“Life’s greatest happiness,” Victor Hugo wrote, “is to be convinced we are loved.” As most experienced couples know, love-induced happiness is a year-round triumph, not the outcome of a singular, mass-marketed Valentine’s celebration – the one Jay Leno calls “Extortion Day.”
But men ignore this expectation-filled Hallmark holiday at their peril, which is why it’s become a $16 billion industry. More than heart-shaped bling, women savor attention -- a lesson noted by politicians.
Just as women beware of transient Romeos, they must Think Again about politicians who whisper sweet nothings into their ears, over-promising before an election and under-delivering after winning their commitment.
A frequent refrain of President Obama’s -- asserted as earnestly as “if you like your health care plan, you can keep it” -- is the claim repeated in his State of the Union address that women “make 77 cents for every dollar a man earns.” Promising to close the “embarrassing” gap he declared, “Women deserve equal pay for equal work.”
While discrimination can’t be ruled out, should it be the default explanation? Are whites the victims of discrimination because they earn less than Asians? If women do the same work for less, why would anyone hire a man?
Playing honest broker and mindful of research studies, feminist Hanna Rosin wrote in Slate, “I’ve heard the line enough times that I feel the need to set the record straight: It’s not true.”
Though the rhetoric is as empty as the calories in a box of Valentine’s chocolates, it sells, 51 years after President Kennedy signed the Equal Pay Act to prohibit gender-based wage discrimination.
Equally delicious are Orwellian-named laws like the Paycheck Fairness Act, which would increase the risk of costly litigation for employers, discouraging the hiring of women whom the law purports to protect. That’s because “employers could not use fewer hours, less education, and lower performance to evaluate salary differences,” explained Diana Furchtgott-Roth, former chief economist at the Labor Department.
Nevertheless, opposing labor market-imperiling legislation – sops to the trial-lawyer lobby that kept tort reform out of Obamacare – is worse than overlooking Valentine's Day. It's a “War on Women.”
Yet asserting that women make less than men for the same labor without considering hours worked, education, industry, job tenure, and marital and parental status, is like saying women are cheated out of food because men consume more.
That men and women possess different minds and bodies, have distinct interests and life goals and make unique choices largely explains gender-gaps, though many feminists resist these truths. Incredibly, sex differences are also overlooked in medical research and treatment, a dangerous oversight attributed to feminism in a recent 60 Minutes report.
Women make less than men, Rosin posits, because they “don’t want to work the same way men do” – a theory confirmed by a 2007 Pew survey in which 79 percent of working mothers preferred part-time or no work, compared to only 12 percent of fathers. They’re also happier working part-time, according to an American Psychological Association study.
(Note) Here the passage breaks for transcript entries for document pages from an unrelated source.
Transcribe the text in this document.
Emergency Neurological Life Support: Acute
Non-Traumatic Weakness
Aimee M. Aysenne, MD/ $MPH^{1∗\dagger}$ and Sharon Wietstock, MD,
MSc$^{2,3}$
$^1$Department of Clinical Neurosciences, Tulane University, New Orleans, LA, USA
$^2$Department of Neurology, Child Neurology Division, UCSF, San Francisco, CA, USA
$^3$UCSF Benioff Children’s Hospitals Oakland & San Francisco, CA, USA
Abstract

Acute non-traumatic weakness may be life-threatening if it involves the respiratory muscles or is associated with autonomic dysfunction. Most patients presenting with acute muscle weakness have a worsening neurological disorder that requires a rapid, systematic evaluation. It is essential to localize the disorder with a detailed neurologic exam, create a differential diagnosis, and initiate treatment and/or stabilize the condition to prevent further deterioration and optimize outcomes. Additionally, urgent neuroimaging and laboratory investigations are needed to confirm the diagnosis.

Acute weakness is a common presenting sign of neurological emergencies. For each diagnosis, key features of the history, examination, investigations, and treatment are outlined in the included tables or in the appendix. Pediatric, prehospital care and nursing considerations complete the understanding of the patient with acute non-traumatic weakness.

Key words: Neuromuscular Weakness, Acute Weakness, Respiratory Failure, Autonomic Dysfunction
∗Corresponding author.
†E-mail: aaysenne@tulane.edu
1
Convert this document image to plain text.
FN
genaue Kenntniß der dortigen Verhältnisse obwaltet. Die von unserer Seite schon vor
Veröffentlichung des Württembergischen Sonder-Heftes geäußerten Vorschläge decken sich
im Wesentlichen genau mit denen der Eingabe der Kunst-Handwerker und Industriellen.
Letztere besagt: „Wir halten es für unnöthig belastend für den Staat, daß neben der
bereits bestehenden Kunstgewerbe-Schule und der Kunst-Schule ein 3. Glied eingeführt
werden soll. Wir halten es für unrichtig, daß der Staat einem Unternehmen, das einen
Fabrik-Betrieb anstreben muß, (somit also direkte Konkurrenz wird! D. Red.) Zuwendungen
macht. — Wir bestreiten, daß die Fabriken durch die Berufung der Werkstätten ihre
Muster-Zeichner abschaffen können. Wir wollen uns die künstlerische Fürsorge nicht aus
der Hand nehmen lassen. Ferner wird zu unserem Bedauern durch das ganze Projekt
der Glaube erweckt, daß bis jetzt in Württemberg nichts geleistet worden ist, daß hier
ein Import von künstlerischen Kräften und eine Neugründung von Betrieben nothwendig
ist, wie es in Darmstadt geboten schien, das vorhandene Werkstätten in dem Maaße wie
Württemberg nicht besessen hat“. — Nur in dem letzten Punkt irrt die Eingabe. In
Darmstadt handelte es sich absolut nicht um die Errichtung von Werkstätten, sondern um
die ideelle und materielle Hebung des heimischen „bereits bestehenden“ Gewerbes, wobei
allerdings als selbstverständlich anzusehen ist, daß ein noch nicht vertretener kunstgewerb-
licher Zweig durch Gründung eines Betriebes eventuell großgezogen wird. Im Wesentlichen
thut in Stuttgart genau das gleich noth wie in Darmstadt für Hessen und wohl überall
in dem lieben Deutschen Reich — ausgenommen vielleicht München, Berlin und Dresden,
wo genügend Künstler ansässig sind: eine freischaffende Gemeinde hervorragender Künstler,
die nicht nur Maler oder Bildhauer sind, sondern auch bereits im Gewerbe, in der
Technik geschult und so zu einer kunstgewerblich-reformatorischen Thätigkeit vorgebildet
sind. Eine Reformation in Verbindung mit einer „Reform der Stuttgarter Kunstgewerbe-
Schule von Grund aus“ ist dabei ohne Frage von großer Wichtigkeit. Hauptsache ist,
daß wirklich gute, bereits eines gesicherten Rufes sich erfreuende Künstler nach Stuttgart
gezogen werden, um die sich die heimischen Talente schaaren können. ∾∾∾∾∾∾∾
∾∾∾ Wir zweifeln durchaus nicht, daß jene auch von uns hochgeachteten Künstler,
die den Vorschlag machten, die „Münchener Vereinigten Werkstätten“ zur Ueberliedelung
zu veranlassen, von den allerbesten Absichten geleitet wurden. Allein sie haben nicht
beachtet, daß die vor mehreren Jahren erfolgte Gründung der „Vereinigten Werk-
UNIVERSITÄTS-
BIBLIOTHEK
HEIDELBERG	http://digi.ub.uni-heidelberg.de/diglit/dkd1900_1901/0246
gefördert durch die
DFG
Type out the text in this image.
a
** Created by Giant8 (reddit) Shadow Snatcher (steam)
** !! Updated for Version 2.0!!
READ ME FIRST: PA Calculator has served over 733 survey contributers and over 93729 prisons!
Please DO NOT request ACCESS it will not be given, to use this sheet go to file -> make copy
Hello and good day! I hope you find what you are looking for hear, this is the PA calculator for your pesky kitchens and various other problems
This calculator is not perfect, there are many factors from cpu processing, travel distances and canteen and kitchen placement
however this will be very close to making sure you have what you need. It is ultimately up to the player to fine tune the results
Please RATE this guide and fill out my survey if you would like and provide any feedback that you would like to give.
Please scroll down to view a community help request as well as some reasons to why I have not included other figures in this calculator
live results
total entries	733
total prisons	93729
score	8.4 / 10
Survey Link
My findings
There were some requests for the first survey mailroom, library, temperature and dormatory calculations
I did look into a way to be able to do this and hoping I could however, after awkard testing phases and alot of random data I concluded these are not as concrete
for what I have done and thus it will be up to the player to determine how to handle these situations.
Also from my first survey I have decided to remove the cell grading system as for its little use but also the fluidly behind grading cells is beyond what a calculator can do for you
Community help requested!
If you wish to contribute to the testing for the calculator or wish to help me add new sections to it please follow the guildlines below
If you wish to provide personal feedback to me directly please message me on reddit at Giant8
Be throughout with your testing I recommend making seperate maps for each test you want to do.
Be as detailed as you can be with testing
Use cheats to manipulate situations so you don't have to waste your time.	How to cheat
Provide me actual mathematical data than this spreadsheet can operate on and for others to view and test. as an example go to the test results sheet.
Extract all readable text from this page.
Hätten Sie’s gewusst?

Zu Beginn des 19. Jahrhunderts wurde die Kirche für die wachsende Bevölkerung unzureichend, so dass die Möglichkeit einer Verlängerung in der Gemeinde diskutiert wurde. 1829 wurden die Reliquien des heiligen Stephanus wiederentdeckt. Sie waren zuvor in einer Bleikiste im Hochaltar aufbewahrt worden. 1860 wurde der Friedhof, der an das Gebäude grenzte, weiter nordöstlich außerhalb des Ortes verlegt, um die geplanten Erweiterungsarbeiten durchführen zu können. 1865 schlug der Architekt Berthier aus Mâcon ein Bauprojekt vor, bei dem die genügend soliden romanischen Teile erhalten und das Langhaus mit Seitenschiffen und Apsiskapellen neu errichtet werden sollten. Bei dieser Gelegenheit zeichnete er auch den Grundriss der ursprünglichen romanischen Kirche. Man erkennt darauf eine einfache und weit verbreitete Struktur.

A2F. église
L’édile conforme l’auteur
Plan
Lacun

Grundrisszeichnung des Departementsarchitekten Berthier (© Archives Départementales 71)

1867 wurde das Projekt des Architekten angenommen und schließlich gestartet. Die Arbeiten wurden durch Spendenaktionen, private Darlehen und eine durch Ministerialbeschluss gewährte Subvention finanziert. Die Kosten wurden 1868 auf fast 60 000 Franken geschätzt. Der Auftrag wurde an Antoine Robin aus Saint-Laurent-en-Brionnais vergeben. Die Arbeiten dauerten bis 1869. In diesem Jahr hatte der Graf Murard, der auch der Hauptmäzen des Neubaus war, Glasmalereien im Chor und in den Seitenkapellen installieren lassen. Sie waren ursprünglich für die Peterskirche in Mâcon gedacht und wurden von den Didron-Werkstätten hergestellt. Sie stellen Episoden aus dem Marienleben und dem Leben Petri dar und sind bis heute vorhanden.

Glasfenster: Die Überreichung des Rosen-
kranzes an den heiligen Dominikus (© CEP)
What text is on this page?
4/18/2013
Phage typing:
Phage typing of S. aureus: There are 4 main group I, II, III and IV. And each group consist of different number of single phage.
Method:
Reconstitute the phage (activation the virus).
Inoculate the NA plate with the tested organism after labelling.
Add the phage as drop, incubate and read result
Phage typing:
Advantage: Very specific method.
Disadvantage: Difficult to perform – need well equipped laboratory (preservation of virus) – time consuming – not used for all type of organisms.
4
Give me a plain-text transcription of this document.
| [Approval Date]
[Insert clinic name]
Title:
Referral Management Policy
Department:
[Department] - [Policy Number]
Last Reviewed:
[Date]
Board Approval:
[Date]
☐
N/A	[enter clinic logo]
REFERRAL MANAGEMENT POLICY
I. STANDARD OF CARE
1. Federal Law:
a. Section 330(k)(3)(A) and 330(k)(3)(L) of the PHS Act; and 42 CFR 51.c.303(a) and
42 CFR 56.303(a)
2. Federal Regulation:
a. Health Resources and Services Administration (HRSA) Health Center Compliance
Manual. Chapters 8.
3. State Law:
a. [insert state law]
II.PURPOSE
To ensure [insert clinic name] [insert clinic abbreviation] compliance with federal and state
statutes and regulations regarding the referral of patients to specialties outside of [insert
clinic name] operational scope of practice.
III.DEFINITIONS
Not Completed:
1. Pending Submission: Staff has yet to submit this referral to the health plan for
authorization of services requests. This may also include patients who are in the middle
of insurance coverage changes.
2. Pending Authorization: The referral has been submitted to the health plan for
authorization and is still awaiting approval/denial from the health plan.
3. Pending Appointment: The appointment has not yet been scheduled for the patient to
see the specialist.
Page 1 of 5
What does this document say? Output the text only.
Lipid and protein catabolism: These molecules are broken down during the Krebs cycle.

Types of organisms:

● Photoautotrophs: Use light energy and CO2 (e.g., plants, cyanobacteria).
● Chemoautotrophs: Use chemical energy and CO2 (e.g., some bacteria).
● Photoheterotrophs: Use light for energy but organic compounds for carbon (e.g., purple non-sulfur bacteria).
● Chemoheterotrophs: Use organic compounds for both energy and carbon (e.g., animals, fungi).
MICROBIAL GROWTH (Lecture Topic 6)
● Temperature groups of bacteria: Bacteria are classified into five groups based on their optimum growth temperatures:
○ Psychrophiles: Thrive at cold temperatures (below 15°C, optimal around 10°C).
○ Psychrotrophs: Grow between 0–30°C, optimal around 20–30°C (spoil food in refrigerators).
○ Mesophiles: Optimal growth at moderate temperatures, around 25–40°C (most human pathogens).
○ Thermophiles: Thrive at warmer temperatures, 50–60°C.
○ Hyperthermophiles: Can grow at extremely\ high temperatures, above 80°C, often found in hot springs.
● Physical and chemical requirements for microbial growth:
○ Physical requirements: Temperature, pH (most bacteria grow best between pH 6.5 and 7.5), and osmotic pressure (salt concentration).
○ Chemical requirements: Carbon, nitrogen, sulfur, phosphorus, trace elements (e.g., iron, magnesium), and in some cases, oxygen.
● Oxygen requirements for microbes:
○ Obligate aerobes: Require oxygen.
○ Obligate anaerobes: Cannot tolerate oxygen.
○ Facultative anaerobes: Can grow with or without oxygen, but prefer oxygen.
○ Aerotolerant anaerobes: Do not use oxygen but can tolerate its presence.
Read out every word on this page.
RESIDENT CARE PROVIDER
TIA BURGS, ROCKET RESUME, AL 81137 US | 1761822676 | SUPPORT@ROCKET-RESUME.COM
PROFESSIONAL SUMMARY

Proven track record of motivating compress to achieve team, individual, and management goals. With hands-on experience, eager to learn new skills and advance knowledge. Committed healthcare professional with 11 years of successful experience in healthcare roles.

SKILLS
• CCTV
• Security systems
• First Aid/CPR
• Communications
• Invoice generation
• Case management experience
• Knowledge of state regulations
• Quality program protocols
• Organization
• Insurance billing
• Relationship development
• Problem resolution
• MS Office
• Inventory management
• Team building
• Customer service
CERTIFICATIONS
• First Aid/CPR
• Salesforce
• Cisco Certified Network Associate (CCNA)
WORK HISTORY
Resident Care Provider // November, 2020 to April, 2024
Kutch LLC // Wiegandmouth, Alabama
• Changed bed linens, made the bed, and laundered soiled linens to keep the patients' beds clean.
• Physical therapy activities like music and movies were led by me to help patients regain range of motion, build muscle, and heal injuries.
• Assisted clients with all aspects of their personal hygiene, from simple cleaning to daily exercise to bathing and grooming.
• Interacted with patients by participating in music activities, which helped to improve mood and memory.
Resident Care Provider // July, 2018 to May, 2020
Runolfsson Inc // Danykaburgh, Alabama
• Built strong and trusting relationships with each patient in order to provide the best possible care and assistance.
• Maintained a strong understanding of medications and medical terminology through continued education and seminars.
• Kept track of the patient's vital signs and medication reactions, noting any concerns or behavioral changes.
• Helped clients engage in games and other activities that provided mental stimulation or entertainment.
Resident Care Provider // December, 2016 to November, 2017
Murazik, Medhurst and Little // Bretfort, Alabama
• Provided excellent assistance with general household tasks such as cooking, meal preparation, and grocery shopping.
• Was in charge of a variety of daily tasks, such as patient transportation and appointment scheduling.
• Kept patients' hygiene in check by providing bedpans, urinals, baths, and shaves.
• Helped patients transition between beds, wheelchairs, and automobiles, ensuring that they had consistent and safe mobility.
Additionally, women consciously choose the least lucrative college majors and enter less demanding and lower-paying occupations, even in medicine where men predominate in higher-paid specialties requiring more training and hours.
Economic studies that consider these differences report a full-time wage gap as small as 5 percent. Meanwhile, the New York Times reported, women earn 10 percent more than men for part-time employment involving 5 to 39 hours.
"The point here,” Rosin argues, “is not that there is no wage inequality. But by focusing our outrage into a tidy, misleading statistic we’ve missed the actual challenges."
Those challenges include the feminization of poverty triggered by an explosion of single-motherhood (42 percent overall and 73 percent among blacks), and a declining standard of living caused by falling wages, less work and skyrocketing healthcare, food, and utility costs.
Nearly five years into an economic recovery the AP labeled the feeblest since the Great Depression, we have 4 million fewer jobs than in 2008 (despite working-age population growth of 14 million), crisis levels of government dependency, and severe underemployment. Though women have regained more jobs than men, Census data shows a record 17 million live in poverty compared to 12.6 million men.
There are programs that could help women rise out of the safety net onto the ladder of opportunity -- if targeted with cupid-like precision -- though intact families are the best remedy. Ultimately, the ideal bed of roses is a robust economy, higher-paying jobs and the disposable income boost that comes from lower prices – all of which are undermined by current policies.
Most importantly, women mustn’t allow suitors to romance them with bouquets of sweeping government programs that wilt at the challenge, but never die.
Think Again – Aren’t pandering politicians who mislead in pursuit of one-night stands on Election Day the ones waging the War on Women?